Check out the writeup on our site for a few more details and photos.

Cheers!


----------



## CyclepathNW (Jan 24, 2013)

*Bikerumor story*

Here's the story on bikerumor.


----------



## hunter006 (Jan 20, 2012)

First of all, what an awesome winter project. You guys did a great job.

Can you go in to a little more detail on the mods, so we have an idea of what it was that you actually did?

Now, my other reason for posting here... I know this is a little off topic, but regarding your customer's comments:


> "Got my first ride on the Di2 set up today&#8230; I love technology! *No issues at all, except that it still won't send Tweets or pick up live satellite feeds&#8230;*"


There are bluetooth enabled microcontroller programmable boards, and bluetooth connectors for non-bluetooth programmable boards, which will allow a phone to be connected to the microcontroller. From there, it's a matter of programming the boards to do what you want.

It's time to talk about Precious, the Specialized TriCross that crossed the USA. This was not my personal project, however I did talk to the rider* about how things worked, and given I have a degree in Communications Engineering I can definitely say you don't have to be an engineer to make this work. In the video below, the bike's brain (the microcontroller) connected via bluetooth to a cell phone and sent lots of data to a centralized server, which then did the heavy lifting from there (location data was gleaned from a SPOT device RSS feed; this is more battery friendly on the phone than using the on-phone GPS). There were triggered tweets with what's affectionately known as "geofencing", as well as conventional triggers (e.g. cracking 100 miles would result in a tweet) and manual tweets that could be sent by pushing a button on the handlebars.

That also means the reverse process, picking up live satellite feeds, is also possible to do on the bike, provided an application had the know-how to send it to bluetooth. Now, I don't know what your customer wants to do with said feeds, but it IS possible.

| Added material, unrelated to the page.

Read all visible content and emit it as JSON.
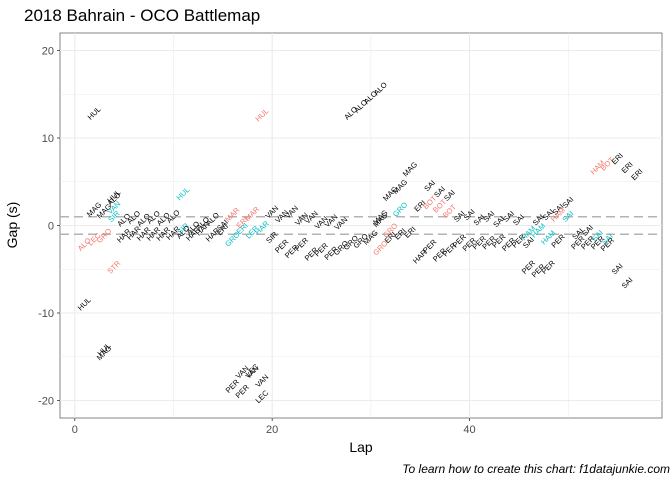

The downside to all of this is that you have to do the processing somewhere, and that's where you can start having issues. Central server + Text messaging = more reliable, more expensive. Phone App = Can control everything on the phone (what I'd do) but you start running in to issues with publication (e.g. putting it on the iPhone app store). Doing everything on the microcontroller is limited by the processing power of the board; depending on the intended application, e.g. displaying weather, incoming tweets, etc. this may be the best option, but it does somewhat limit the ability to do on-the-fly custom actions.

I know you guys are bike guys, not software developers, but since Winter is not over, if you're up to suggesting a little something extra when they come in for the battery upgrade, *it has been done before* and I'd love to see someone do it again.

Yes I am Precious - A Bike with a Brain - YouTube

_* Janeen, the rider, now works at Specialized in Morgan Hill, CA. Sadly, Specialized has no intention of making smartass bikes in the future._


----------



## spaceboyllb (Mar 12, 2012)

awesome project. will be watching this closely. Understand the limitations you were faced with at this time but the wiring/battery is a deal breaker.


----------